Kamala Harris Found A Way To Go Indeed More Moronic Than Wearing A Mask While Driving Alone

We’ve all seen that guy riding alone in their car with their mask on like they’re trying not to catch coronavirus from themselves. It’s not entirely unlike someone who wears a condom to masturbate alone in their bed. The lonely masked drivers might be telling on themselves. (In India, the Delhi High Court made driving alone without a mask illegal.)

Of course, during the height of the pandemic, all the bleating sheep who didn’t feel they hit their virtue quota online for the week were also all wearing a mask in their social media profile pictures, as if they were concerned about shedding their viral load on you through the screen.

At a campaign event dressed as a Diwali celebration, Vice President Kamala Harris found a way to go even dumber. The only way that the guy masturbating alone in bed with a condom on could do something even more insane than that is if, before finishing, he ripped the condom off and then approached a fertile woman and ejaculated right in her womb.

That’s what Kamala Harris did to a group of friendly Hindu people this week.

In the video, she was seen wearing a mask in the parking lot more than six feet away from anyone and then removing her mask as she approached a crowd. That’s the exact opposite of what you’re supposed to do if the mask is a health precaution and not a symbol of your kowtow to a diabolical resurgence of authoritarianism in America.

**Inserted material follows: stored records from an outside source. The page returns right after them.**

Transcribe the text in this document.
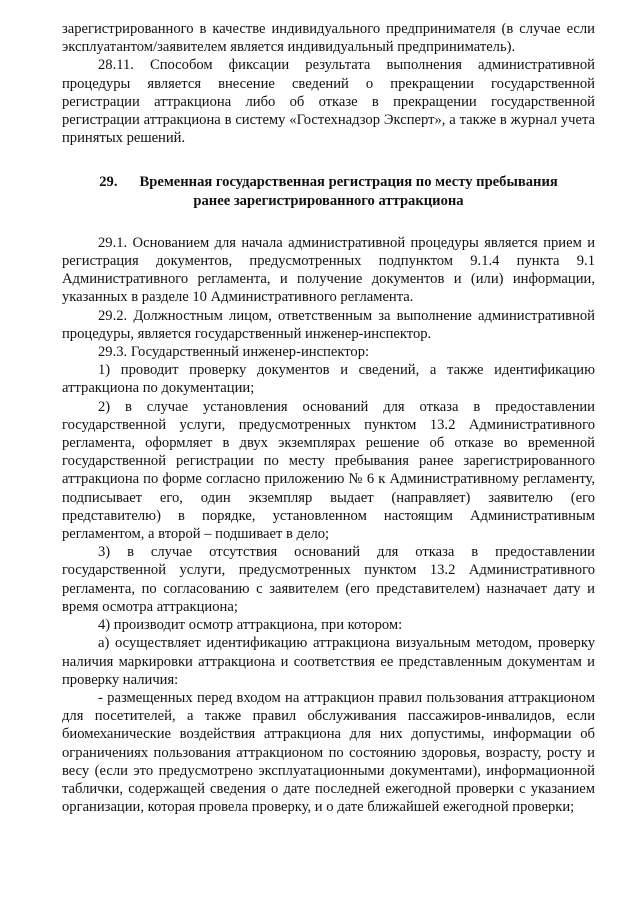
зарегистрированного в качестве индивидуального предпринимателя (в случае если эксплуатантом/заявителем является индивидуальный предприниматель).

28.11. Способом фиксации результата выполнения административной процедуры является внесение сведений о прекращении государственной регистрации аттракциона либо об отказе в прекращении государственной регистрации аттракциона в систему «Гостехнадзор Эксперт», а также в журнал учета принятых решений.

29. Временная государственная регистрация по месту пребывания ранее зарегистрированного аттракциона

29.1. Основанием для начала административной процедуры является прием и регистрация документов, предусмотренных подпунктом 9.1.4 пункта 9.1 Административного регламента, и получение документов и (или) информации, указанных в разделе 10 Административного регламента.

29.2. Должностным лицом, ответственным за выполнение административной процедуры, является государственный инженер-инспектор.

29.3. Государственный инженер-инспектор:

1) проводит проверку документов и сведений, а также идентификацию аттракциона по документации;

2) в случае установления оснований для отказа в предоставлении государственной услуги, предусмотренных пунктом 13.2 Административного регламента, оформляет в двух экземплярах решение об отказе во временной государственной регистрации по месту пребывания ранее зарегистрированного аттракциона по форме согласно приложению № 6 к Административному регламенту, подписывает его, один экземпляр выдает (направляет) заявителю (его представителю) в порядке, установленном настоящим Административным регламентом, а второй – подшивает в дело;

3) в случае отсутствия оснований для отказа в предоставлении государственной услуги, предусмотренных пунктом 13.2 Административного регламента, по согласованию с заявителем (его представителем) назначает дату и время осмотра аттракциона;

4) производит осмотр аттракциона, при котором:

а) осуществляет идентификацию аттракциона визуальным методом, проверку наличия маркировки аттракциона и соответствия ее представленным документам и проверку наличия:

- размещенных перед входом на аттракцион правил пользования аттракционом для посетителей, а также правил обслуживания пассажиров-инвалидов, если биомеханические воздействия аттракциона для них допустимы, информации об ограничениях пользования аттракционом по состоянию здоровья, возрасту, росту и весу (если это предусмотрено эксплуатационными документами), информационной таблички, содержащей сведения о дате последней ежегодной проверки с указанием организации, которая провела проверку, и о дате ближайшей ежегодной проверки;
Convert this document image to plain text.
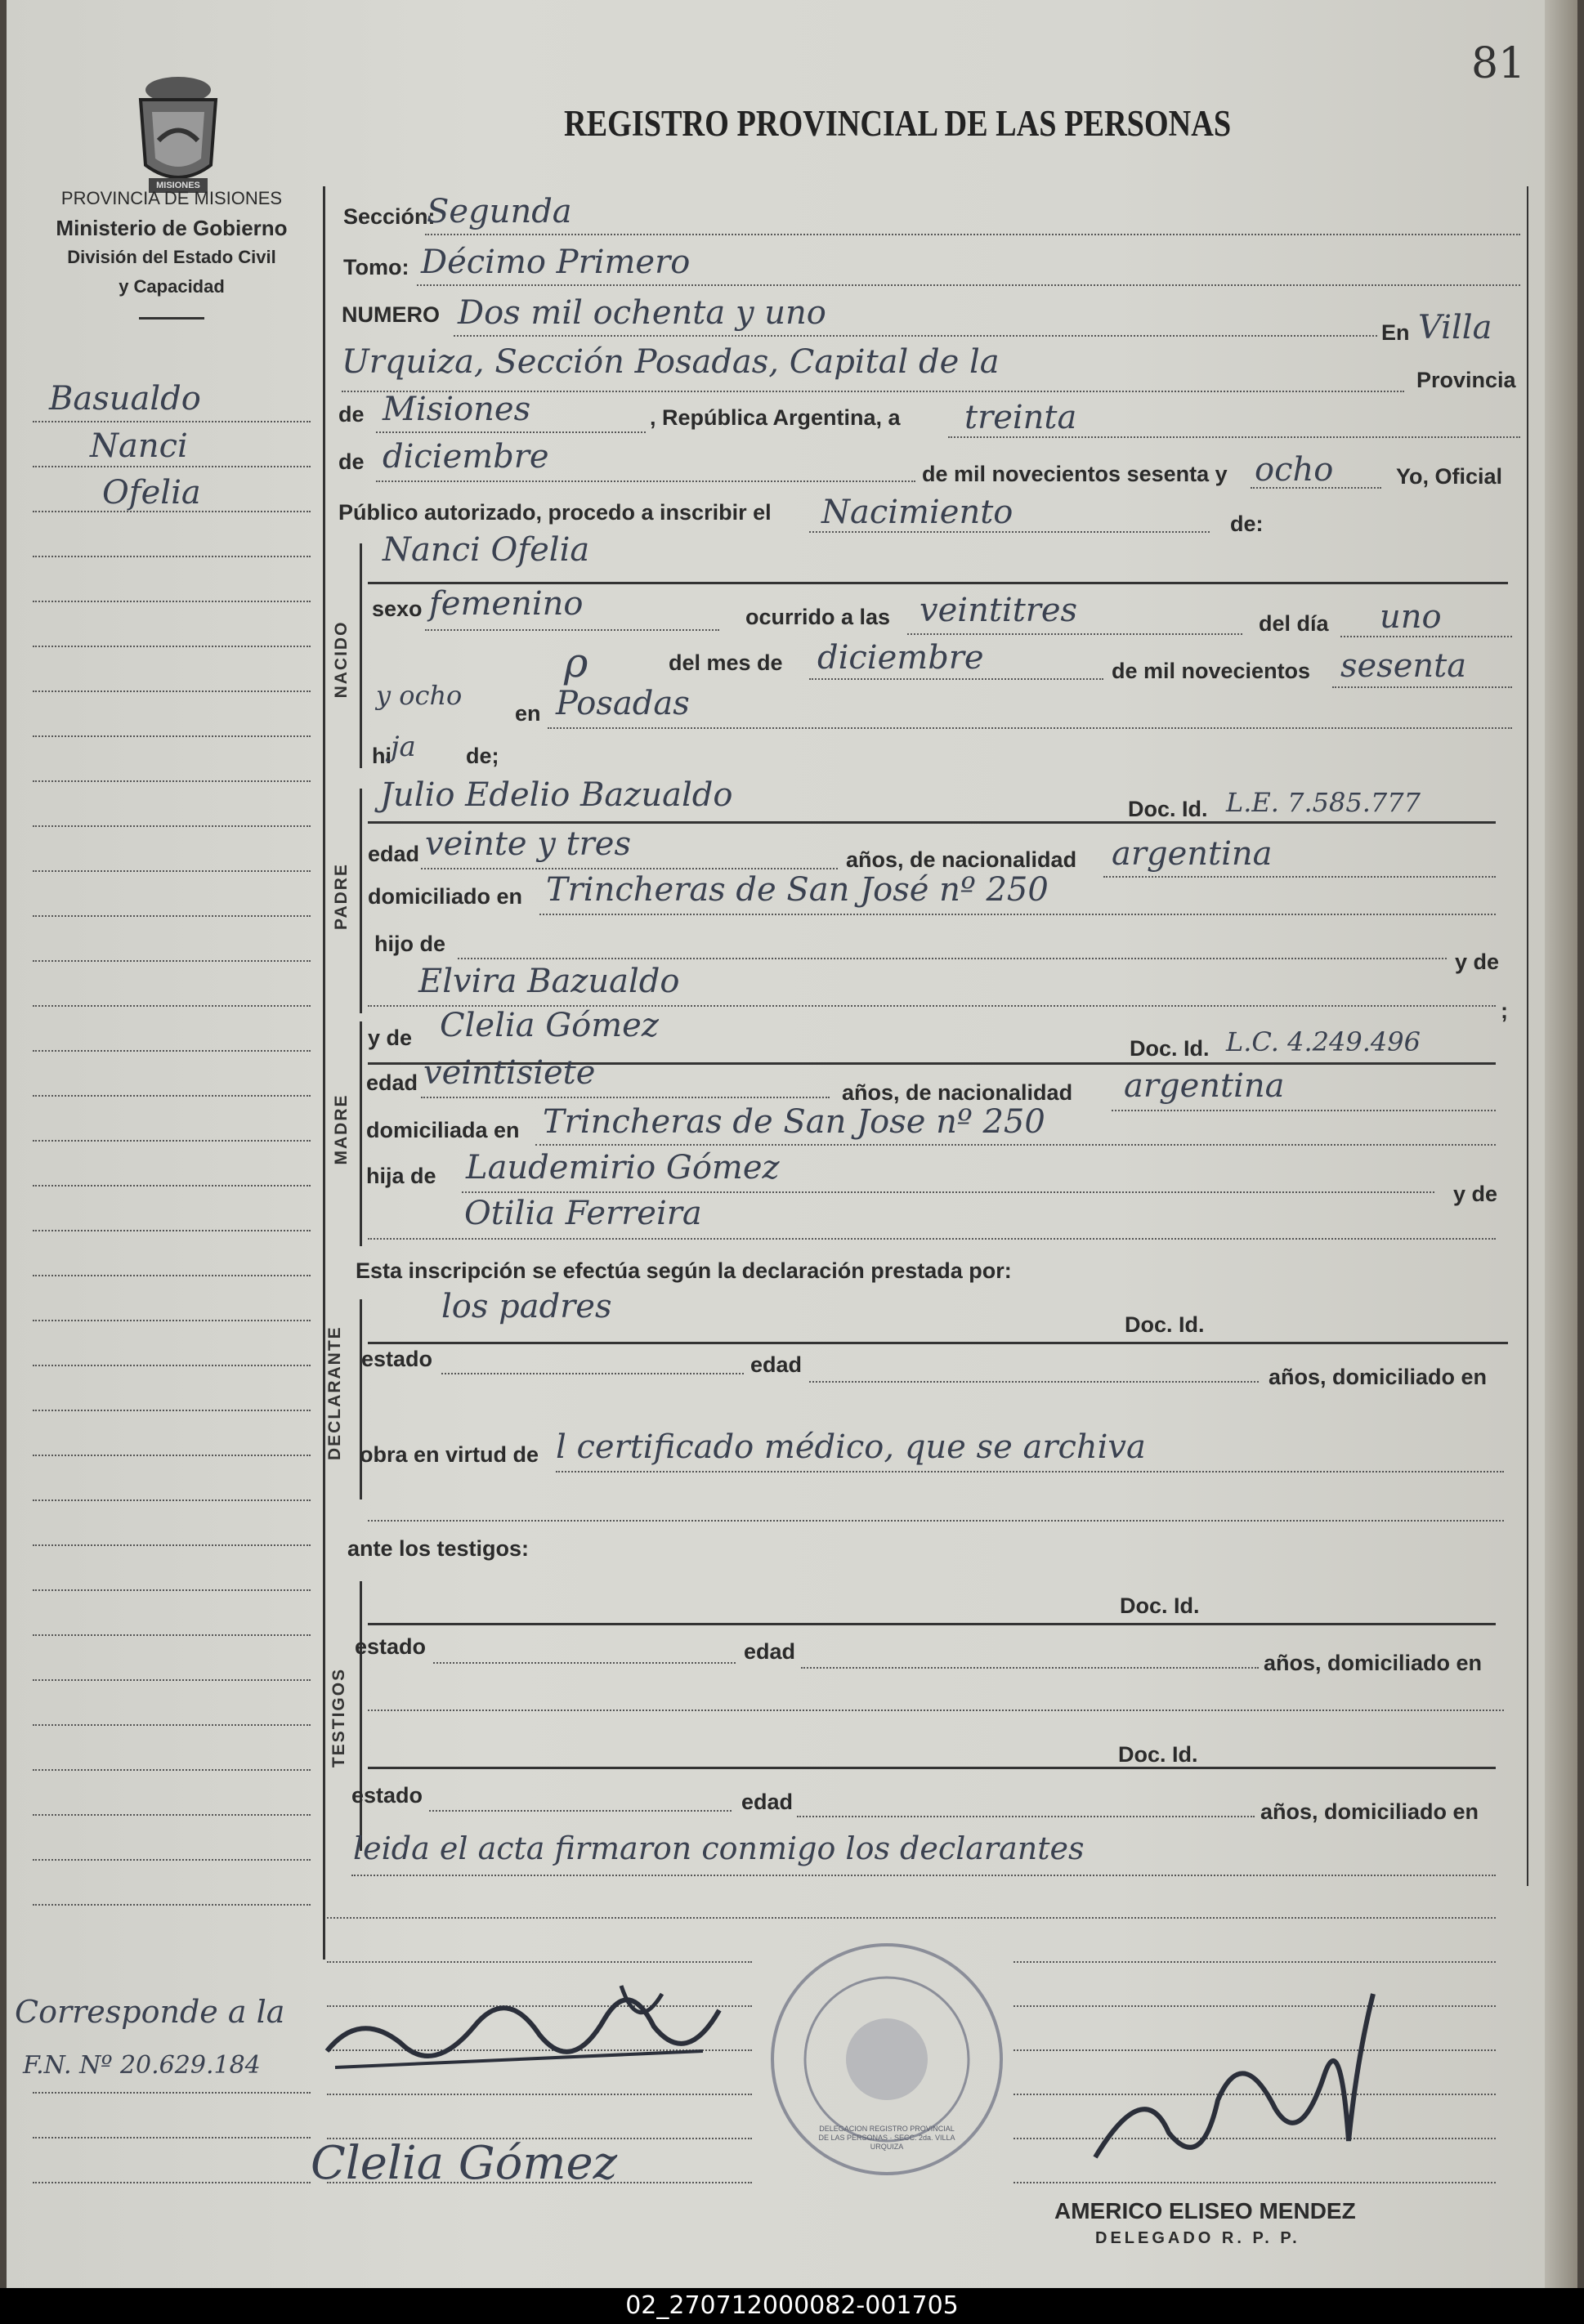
81
MISIONES
PROVINCIA DE MISIONES
Ministerio de Gobierno
División del Estado Civil
y Capacidad
REGISTRO PROVINCIAL DE LAS PERSONAS
Basualdo
Nanci
Ofelia
Sección:
Segunda
Tomo: Décimo Primero
NUMERO Dos mil ochenta y uno
En Villa
Urquiza, Sección Posadas, Capital de la	Provincia
de Misiones	, República Argentina, a treinta
de diciembre	de mil novecientos sesenta y ocho	Yo, Oficial
Público autorizado, procedo a inscribir el Nacimiento	de:
NACIDO
Nanci Ofelia
sexo femenino	ocurrido a las veintitres	del día uno
ρ	del mes de diciembre	de mil novecientos sesenta
y ocho
en Posadas
hi ja de;
PADRE
Julio Edelio Bazualdo	Doc. Id. L.E. 7.585.777
edad veinte y tres	años, de nacionalidad argentina
domiciliado en Trincheras de San José nº 250
hijo de
y de
Elvira Bazualdo
;
MADRE
y de Clelia Gómez
Doc. Id. L.C. 4.249.496
edad veintisiete
años, de nacionalidad argentina
domiciliada en Trincheras de San Jose nº 250
hija de Laudemirio Gómez
y de
Otilia Ferreira
Esta inscripción se efectúa según la declaración prestada por:
DECLARANTE
los padres	Doc. Id.
estado	edad	años, domiciliado en
obra en virtud de l certificado médico, que se archiva
ante los testigos:
TESTIGOS
Doc. Id.
estado	edad	años, domiciliado en
Doc. Id.
estado	edad	años, domiciliado en
leida el acta firmaron conmigo los declarantes
Corresponde a la
F.N. Nº 20.629.184
Clelia Gómez
DELEGACION REGISTRO PROVINCIAL DE LAS PERSONAS · SECC. 2da. VILLA URQUIZA
AMERICO ELISEO MENDEZ
DELEGADO R. P. P.
02_270712000082-001705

Like the rest of the Covidiots that have taken it upon themselves to plunge our society into darkness, Harris pretends very hard that the mask is a health precaution. 

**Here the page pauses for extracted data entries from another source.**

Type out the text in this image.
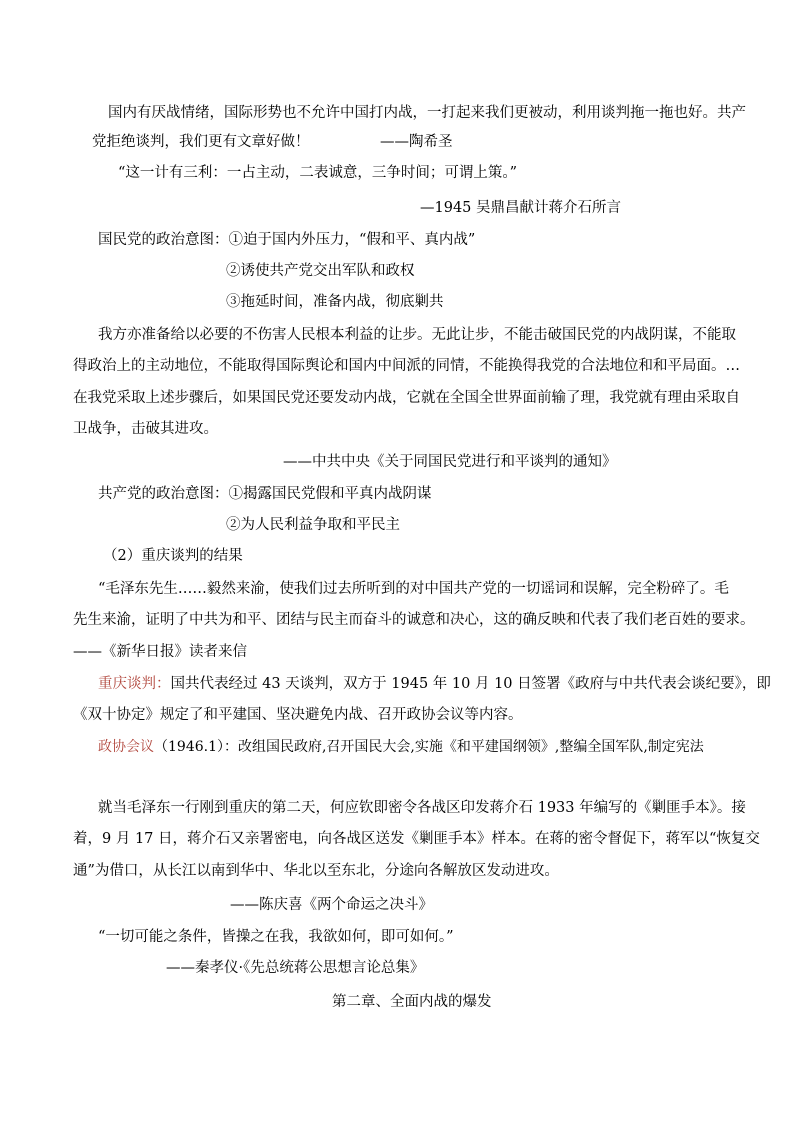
国内有厌战情绪，国际形势也不允许中国打内战，一打起来我们更被动，利用谈判拖一拖也好。共产
党拒绝谈判，我们更有文章好做！	——陶希圣
“这一计有三利：一占主动，二表诚意，三争时间；可谓上策。”
—1945 吴鼎昌献计蒋介石所言
国民党的政治意图：①迫于国内外压力，“假和平、真内战”
②诱使共产党交出军队和政权
③拖延时间，准备内战，彻底剿共
我方亦准备给以必要的不伤害人民根本利益的让步。无此让步，不能击破国民党的内战阴谋，不能取
得政治上的主动地位，不能取得国际舆论和国内中间派的同情，不能换得我党的合法地位和和平局面。…
在我党采取上述步骤后，如果国民党还要发动内战，它就在全国全世界面前输了理，我党就有理由采取自
卫战争，击破其进攻。
——中共中央《关于同国民党进行和平谈判的通知》
共产党的政治意图：①揭露国民党假和平真内战阴谋
②为人民利益争取和平民主
（2）重庆谈判的结果
“毛泽东先生……毅然来渝，使我们过去所听到的对中国共产党的一切谣词和误解，完全粉碎了。毛
先生来渝，证明了中共为和平、团结与民主而奋斗的诚意和决心，这的确反映和代表了我们老百姓的要求。
——《新华日报》读者来信
重庆谈判：国共代表经过 43 天谈判，双方于 1945 年 10 月 10 日签署《政府与中共代表会谈纪要》，即
《双十协定》规定了和平建国、坚决避免内战、召开政协会议等内容。
政协会议（1946.1）：改组国民政府,召开国民大会,实施《和平建国纲领》,整编全国军队,制定宪法
就当毛泽东一行刚到重庆的第二天，何应钦即密令各战区印发蒋介石 1933 年编写的《剿匪手本》。接
着，9 月 17 日，蒋介石又亲署密电，向各战区送发《剿匪手本》样本。在蒋的密令督促下，蒋军以“恢复交
通”为借口，从长江以南到华中、华北以至东北，分途向各解放区发动进攻。
——陈庆喜《两个命运之决斗》
“一切可能之条件，皆操之在我，我欲如何，即可如何。”
——秦孝仪·《先总统蒋公思想言论总集》
第二章、全面内战的爆发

Even though Washington DC did not have a mask mandate in effect, Harris required reporters at a campaign event dressed as a “voting rights” event to wear masks despite all reportedly being tested negative for a coronavirus infection.

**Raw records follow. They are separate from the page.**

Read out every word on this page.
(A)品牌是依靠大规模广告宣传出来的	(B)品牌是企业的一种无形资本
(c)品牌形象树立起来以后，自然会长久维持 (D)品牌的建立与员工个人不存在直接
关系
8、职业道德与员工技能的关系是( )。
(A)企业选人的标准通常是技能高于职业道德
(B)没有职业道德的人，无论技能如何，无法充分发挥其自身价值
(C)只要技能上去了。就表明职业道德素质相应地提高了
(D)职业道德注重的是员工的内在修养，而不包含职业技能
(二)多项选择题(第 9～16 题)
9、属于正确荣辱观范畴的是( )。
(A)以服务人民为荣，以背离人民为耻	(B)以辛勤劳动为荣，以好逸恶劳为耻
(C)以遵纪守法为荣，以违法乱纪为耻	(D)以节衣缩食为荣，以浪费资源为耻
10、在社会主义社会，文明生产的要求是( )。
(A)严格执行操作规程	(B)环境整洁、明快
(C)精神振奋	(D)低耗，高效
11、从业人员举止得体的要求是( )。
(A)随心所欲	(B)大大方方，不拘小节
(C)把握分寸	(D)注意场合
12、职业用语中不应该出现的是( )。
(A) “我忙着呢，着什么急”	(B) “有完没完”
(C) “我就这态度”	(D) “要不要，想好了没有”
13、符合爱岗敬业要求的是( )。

She told attendees at the event: “No one likes wearing masks. People need to get vaccinated. That’s the only way we’re going to cut this off. Nobody likes wearing a mask.” Yet, she required the coronavirus-tested reporters to wear masks. 

So intense is Harris’ pretending about the mask that in May, she went so far as to “kiss” her husband through the mask without taking it off, even though they were both vaccinated and he’s her husband. Forget the joke about Chris Hayes earlier in this article. We can tell from this “kiss” who masturbates alone in bed with a condom on.